Unlike the trombone, the cimbasso uses rotary valves to access notes. As a result, the cimbasso is generally considered to be more agile than a tuba or bass trombone.
Here’s an example of the sound of the cimbasso.
What are the 4 major brass instruments?
The most used brass instruments are the trumpet, trombone, French horn, and tuba. These instruments have existed in some form or another for hundreds of years and were used as far back as baroque times. They’re also common in other genres of music, like jazz and folk.
How many types of brass instruments are there?
Brass instruments can be divided into four categories: trumpets, horns, trombones, and tubas. These are determined by the shape of the instrument and the older instruments that preceded them. Most brass instruments will fit into these categories.
What is the oldest brass instrument?
There are several theories of what the oldest brass instrument is. Early trumpets date back to 1500 BC and prior to that, horns and shells were used in a similar manner. The first time an instrument resembled a modern brass instrument was the buisine in the 11th century; it was a natural trumpet used for fanfare. During the early 19th century, valves were invented for brass instruments, leading to our modern brass section.

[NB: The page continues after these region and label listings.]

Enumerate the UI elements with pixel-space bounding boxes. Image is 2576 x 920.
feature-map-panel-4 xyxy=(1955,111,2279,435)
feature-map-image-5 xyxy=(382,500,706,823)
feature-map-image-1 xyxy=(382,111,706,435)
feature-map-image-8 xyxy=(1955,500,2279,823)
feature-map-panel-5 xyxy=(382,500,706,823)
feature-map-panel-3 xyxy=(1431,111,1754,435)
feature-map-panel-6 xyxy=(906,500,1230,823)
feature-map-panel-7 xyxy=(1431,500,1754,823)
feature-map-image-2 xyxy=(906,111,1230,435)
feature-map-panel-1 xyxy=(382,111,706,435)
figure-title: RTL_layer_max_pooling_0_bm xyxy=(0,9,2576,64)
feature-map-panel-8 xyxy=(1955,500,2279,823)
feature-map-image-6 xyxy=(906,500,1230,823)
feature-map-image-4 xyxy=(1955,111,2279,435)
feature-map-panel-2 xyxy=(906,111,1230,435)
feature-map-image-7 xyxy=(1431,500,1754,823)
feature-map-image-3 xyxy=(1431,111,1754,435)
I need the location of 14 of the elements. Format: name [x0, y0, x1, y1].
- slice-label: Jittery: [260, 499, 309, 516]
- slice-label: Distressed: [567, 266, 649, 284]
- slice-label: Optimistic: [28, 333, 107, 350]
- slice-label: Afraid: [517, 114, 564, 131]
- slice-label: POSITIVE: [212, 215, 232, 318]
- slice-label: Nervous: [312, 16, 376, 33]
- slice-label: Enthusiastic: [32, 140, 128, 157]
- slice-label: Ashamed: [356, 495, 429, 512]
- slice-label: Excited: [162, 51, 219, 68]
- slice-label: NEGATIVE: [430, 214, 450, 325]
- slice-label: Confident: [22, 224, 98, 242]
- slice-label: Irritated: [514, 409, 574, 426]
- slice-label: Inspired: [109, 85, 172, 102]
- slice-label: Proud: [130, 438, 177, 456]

After giving this guide a read you should have a general overview of the different types of brass instruments.
Brass instruments all work by the same general principles: you buzz into the mouthpiece and the pipe resonates and produces sound. Using valves or a slide, you can alter the notes.
Some instruments, like the trumpet, cornet, and flugelhorn, all look very similar. But there are differences in construction and, therefore, timbre between these instruments.
Brass instruments are most commonly seen in orchestras or brass bands. But instruments like the trumpet and trombone can be seen in jazz ensembles as well as pop music.